В конце другой новеллы св. Юстиниан Великий поясняет: «Великому Богу и Спасу нашему Иисусу Христу все пусть воздадут благодарственные гимны за этот закон, который создаёт для них великие преимущества: жить спокойно в своих отечественных местах, с уверенностью в завтрашнем дне, пользоваться своими имуществами и иметь справедливых начальников. Ибо мы с той целью издали настоящее распоряжение, чтобы, почерпая силу в праведном законе, войти в тесное общение с Господом Богом и препоручить Ему наше царство, и чтобы нам не казаться невнимательным к людям, которых Господь подчинил нам на тот конец, дабы мы всемерно берегли их, подражая Его благости. Да будет же исполнен долг наш перед Богом, ибо мы не преминули исполнить по отношению к нашим подданным все доброе, что только приходило на ум»[107].

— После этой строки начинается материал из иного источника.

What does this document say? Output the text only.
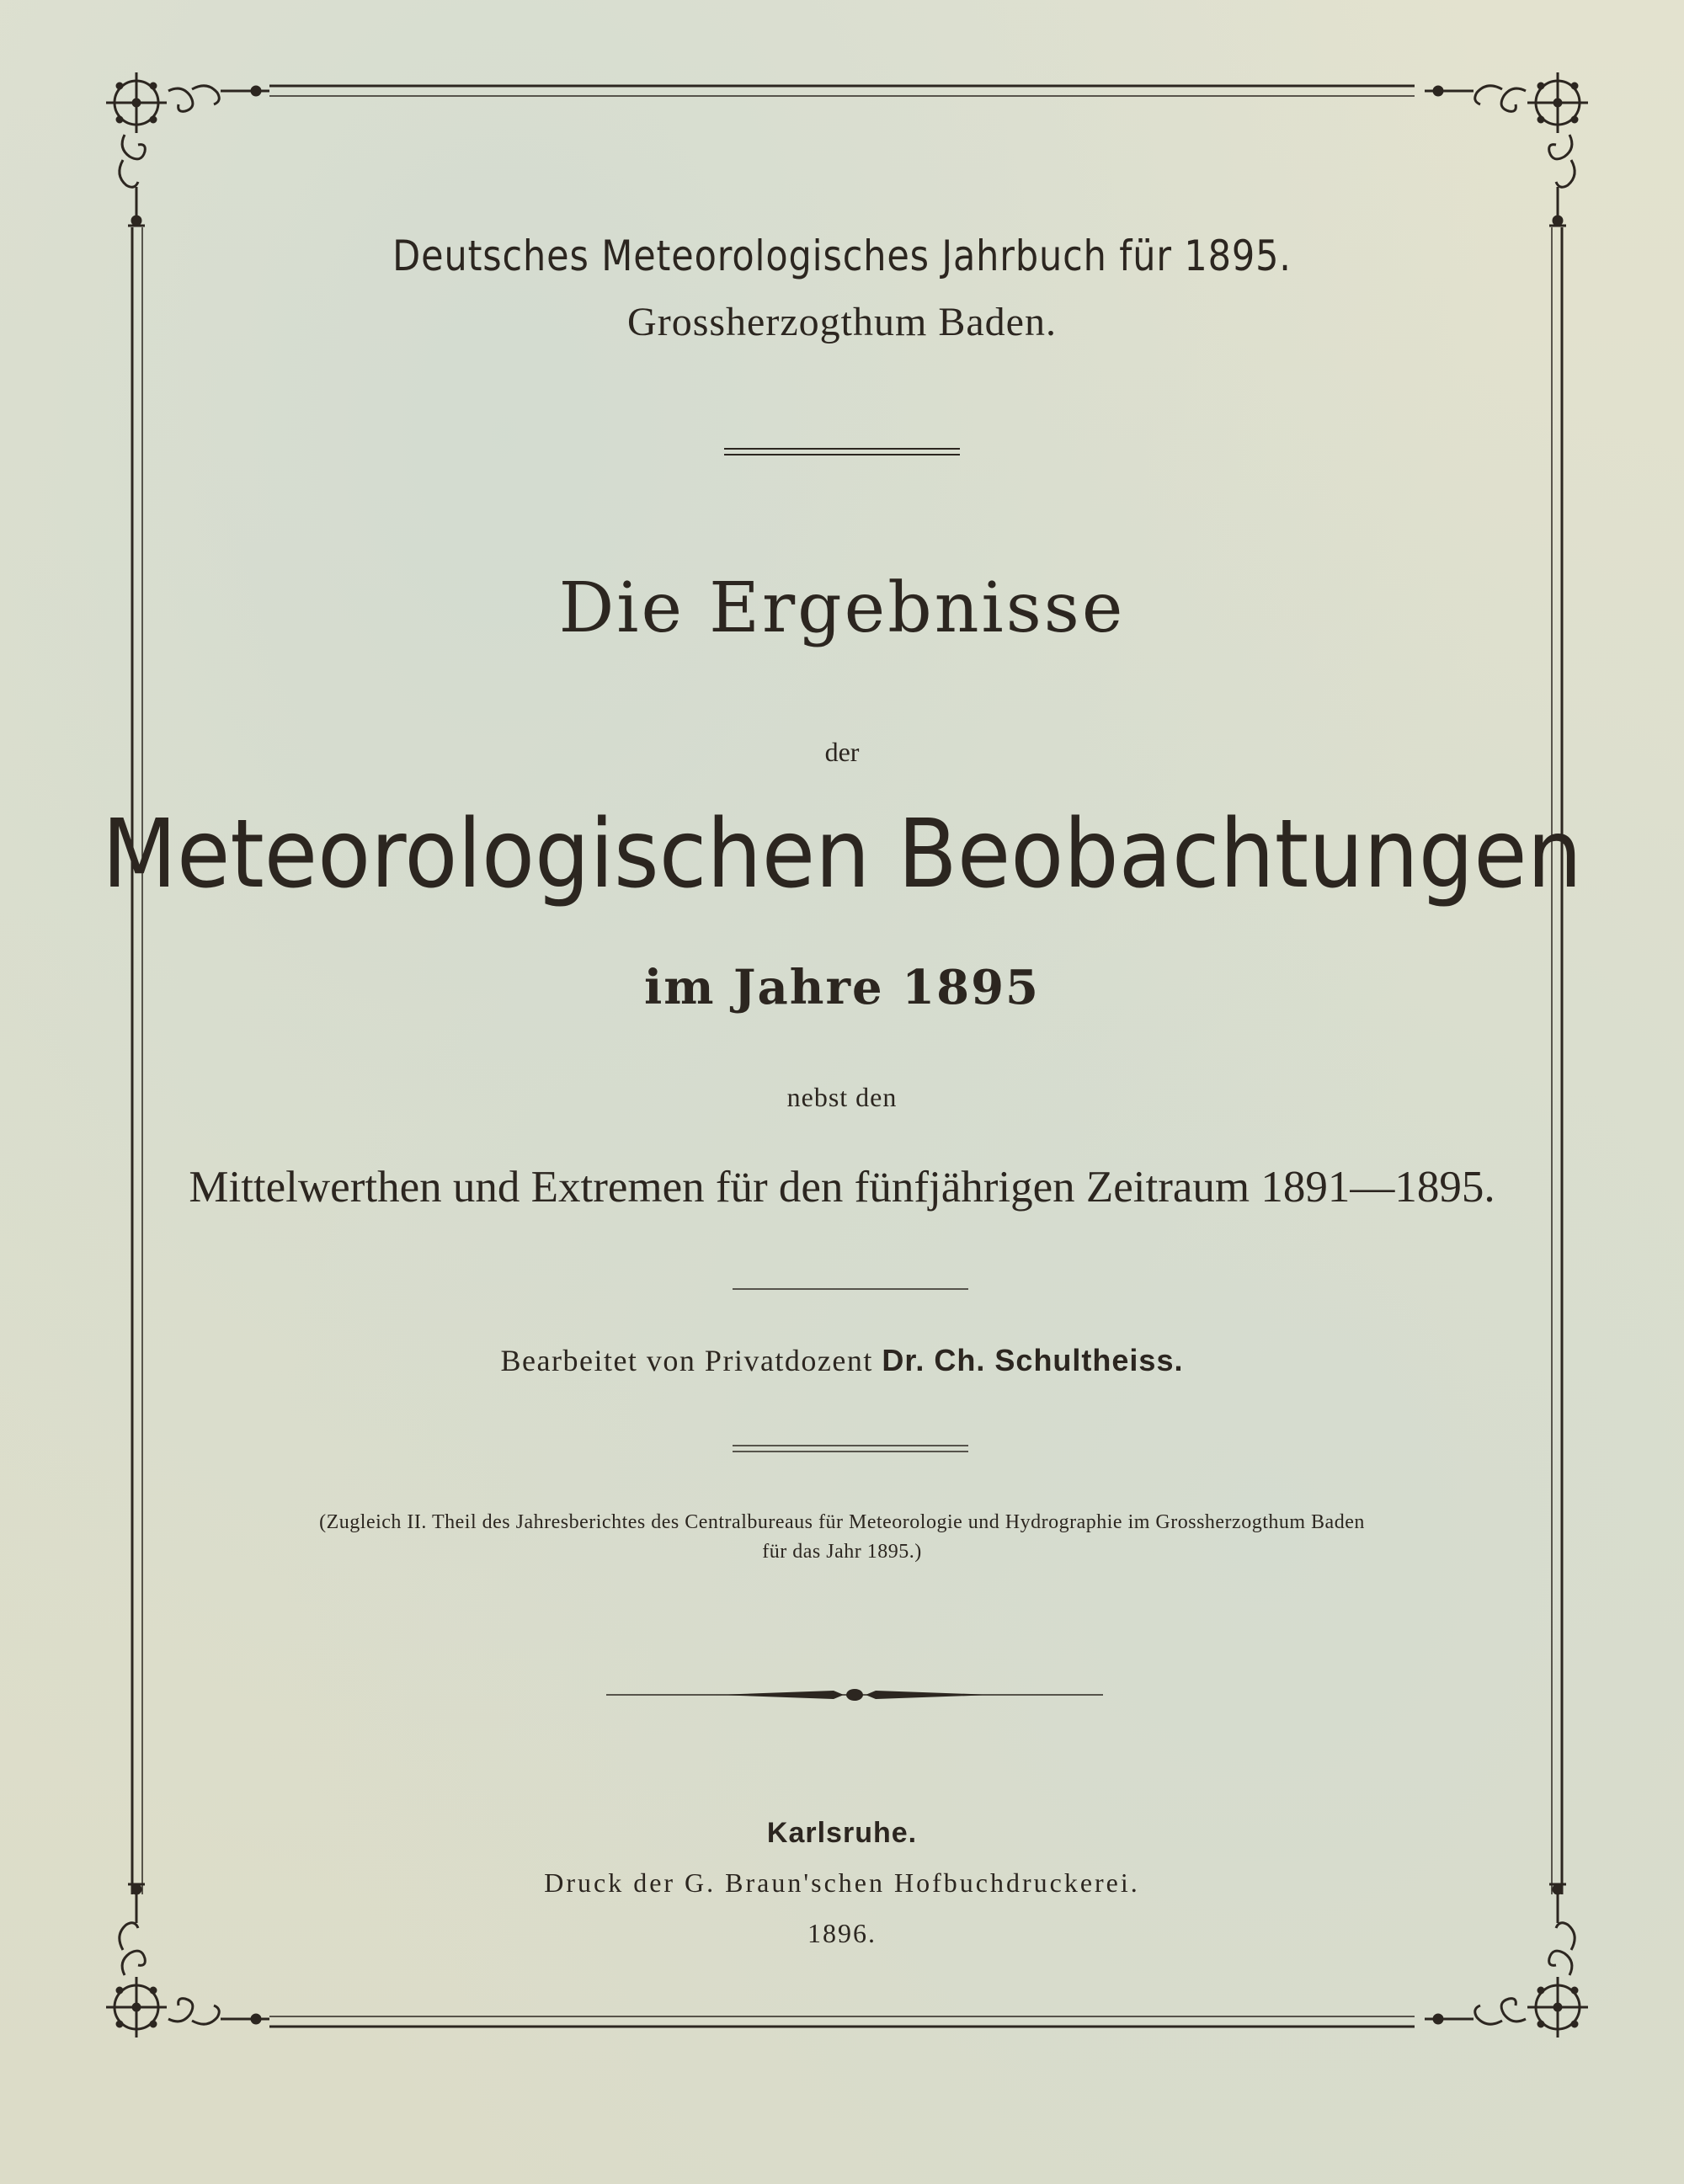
Deutsches Meteorologisches Jahrbuch für 1895.
Grossherzogthum Baden.
Die Ergebnisse
der
Meteorologischen Beobachtungen
im Jahre 1895
nebst den
Mittelwerthen und Extremen für den fünfjährigen Zeitraum 1891—1895.
Bearbeitet von Privatdozent Dr. Ch. Schultheiss.
(Zugleich II. Theil des Jahresberichtes des Centralbureaus für Meteorologie und Hydrographie im Grossherzogthum Baden
für das Jahr 1895.)
Karlsruhe.
Druck der G. Braun'schen Hofbuchdruckerei.
1896.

В другом эдикте василевс пишет: «Так высоко поставил Бог и императорское достоинство над человеческими делами, что император может все новые явления и исправлять, и упорядочивать, и приводить к надлежащим условиям и правилам»[108]. Здесь что ни слово, то — жемчужина.

Чрезвычайно щепетильный в делах веры, он никогда не шёл на измену своим убеждениям, даже если ему обещали скорый результат. Как следует из одной легенды, некогда в Константинополь прибыл известный чародей, который сумел внушить некоторым близким сановникам царя веру в своё волшебство. Они принялись уговаривать св. Юстиниана принять услуги мага, ссылаясь на то, что тот, хотя и черпает силу от ада, поможет римлянам сокрушить персов. Император призвал чародея, но лишь затем, чтобы сказать ему: «Ты хочешь, чтобы я, христианский император, торжествовал с помощью демонов? Нет, помощь моя от Бога моего и Господа моего Иисуса Христа, Творца небес и земли». А потом велел выгнать кудесника из города[109].

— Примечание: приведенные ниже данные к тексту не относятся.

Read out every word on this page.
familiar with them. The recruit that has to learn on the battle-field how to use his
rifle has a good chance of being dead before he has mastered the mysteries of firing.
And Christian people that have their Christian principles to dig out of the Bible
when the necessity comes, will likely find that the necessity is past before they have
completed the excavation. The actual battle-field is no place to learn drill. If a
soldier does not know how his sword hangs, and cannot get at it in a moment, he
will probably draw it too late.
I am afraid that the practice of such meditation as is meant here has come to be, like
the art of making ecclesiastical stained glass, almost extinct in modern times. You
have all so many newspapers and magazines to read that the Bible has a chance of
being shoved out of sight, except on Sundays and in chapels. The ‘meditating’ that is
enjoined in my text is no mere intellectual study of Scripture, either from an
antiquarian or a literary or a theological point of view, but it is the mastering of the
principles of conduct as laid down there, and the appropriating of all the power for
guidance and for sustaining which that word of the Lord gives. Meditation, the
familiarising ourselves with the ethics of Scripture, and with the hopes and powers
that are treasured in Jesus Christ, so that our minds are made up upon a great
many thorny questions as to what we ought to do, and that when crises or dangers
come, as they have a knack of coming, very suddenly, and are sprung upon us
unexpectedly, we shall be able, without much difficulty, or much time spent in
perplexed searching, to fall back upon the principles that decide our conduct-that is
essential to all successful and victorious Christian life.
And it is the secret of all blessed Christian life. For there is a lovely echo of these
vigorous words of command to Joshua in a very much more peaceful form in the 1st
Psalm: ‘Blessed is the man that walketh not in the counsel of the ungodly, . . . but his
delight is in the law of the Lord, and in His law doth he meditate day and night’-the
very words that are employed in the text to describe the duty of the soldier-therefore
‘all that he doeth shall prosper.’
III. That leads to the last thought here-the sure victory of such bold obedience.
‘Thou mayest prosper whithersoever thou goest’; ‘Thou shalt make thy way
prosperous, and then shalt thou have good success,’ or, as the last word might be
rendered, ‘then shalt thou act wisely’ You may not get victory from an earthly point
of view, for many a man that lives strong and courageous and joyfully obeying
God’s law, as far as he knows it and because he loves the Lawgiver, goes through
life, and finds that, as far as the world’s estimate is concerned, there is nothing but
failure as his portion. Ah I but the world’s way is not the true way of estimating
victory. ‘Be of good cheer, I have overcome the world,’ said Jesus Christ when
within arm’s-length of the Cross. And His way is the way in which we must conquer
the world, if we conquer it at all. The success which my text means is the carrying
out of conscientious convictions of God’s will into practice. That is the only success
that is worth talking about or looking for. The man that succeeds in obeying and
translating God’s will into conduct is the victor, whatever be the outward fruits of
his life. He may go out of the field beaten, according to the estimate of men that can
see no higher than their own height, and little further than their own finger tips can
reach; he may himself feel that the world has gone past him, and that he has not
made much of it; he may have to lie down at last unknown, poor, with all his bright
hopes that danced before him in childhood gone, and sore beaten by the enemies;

В политической философии, если можно так выразиться, св. Юстиниана нет и следов римского народного суверенитета времён республики и ранней Империи. Характерно, что император не отрицает само существование или ошибочность этого принципа, но качественно иначе обыгрывает его: «Так как по древнему закону, который называется царским, всё право и вся власть римского народа были перенесены на власть императора, безусловно, и мы не дробим незыблемое это постановление на те или иные части учреждений, но желаем всю ее власть целиком иметь нашей». В другом месте это звучит так: «Ведь раз по древнему закону, который называется царским, всё право и вся власть римского народа переданы императору, и мы не разделяем закон на части, относящиеся к его различным создателям, но повелеваем, чтобы он был целиком нашим»[110]. Хотя св. Юстиниан не отрицал старые римские институты, признавал сенат и народ источниками права, но в 1 титуле 1 книги Институций прямо заявлял: «То, что угодно императору (princeps), имеет силу закона, так как по царскому закону, который принят относительно высшей власти императора, народ ему всю свою высшую власть и полномочия уступил. Следовательно, то, что император своим посланием постановил или по ознакомлении с делом повелел, или указом повелел, становится законом»[111].

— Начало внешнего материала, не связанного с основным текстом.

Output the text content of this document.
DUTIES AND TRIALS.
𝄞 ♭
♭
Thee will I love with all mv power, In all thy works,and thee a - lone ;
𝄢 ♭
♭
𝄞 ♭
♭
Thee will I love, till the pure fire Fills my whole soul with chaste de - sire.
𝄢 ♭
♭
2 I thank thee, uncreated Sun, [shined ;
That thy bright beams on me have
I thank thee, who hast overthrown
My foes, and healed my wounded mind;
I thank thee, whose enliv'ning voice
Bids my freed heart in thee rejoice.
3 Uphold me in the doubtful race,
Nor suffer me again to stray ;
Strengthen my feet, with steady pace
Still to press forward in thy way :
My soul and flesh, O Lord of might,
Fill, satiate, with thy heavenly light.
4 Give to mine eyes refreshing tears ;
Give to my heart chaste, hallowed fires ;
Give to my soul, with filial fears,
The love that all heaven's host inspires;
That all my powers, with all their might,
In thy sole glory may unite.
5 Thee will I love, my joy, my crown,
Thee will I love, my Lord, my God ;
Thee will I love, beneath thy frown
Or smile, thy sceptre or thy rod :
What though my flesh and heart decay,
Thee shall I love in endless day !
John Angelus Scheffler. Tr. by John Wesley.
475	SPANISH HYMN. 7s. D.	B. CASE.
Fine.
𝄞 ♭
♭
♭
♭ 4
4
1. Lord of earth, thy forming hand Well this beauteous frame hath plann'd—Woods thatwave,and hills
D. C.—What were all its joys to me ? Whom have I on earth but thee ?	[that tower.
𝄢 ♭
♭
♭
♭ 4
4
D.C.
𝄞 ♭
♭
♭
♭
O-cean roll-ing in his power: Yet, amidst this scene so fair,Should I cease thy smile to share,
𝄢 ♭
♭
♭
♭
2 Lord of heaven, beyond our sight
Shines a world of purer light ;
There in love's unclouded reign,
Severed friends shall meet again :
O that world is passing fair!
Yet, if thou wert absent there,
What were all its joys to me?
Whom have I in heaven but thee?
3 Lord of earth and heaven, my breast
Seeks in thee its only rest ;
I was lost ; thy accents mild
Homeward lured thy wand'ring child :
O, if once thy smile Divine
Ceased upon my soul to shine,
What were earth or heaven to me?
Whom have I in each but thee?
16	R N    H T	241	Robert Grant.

Неудивительно, что в 541 г. император решил вообще упразднить титул консула, как напоминание о республиканских атавизмах, давно утративших содержательную часть, но сохранившихся в Империи. И хотя затем, после его смерти, этот титул был восстановлен, всё же при императоре Льве Мудром консульство окончательно исчезло из перечня римских титулов[112].

Едва ли не все правовые акты царя содержат мысль о Богоустановлености императорской власти и о той высокой ответственности, которую царь несёт перед Богом за состояние дел в Церкви и Империи. В 86-й новелле царь замечает: «Поскольку Бог вручил нам Римскую империю, мы заботимся направлять всё к пользе подданных дарованного нам от Бога государства». Закончив свой великий свод законов, император славословит Бога за тот труд, который не по силам человеку, но есть дар Божий. А на престоле в Софийском Соборе сохранилась надпись, сотворенная по приказу императора: «Твоя от Твоих, Тебе приносим, Христе, Твои рабы, Юстиниан и Феодора, прими милостиво, Сыне Божий, нас же сохрани в сей истинной вере, и царство сие, которое вручил нам, на честь Твою умножай и защищай, ходатайством Пресвятой Богородицы Девы Марии».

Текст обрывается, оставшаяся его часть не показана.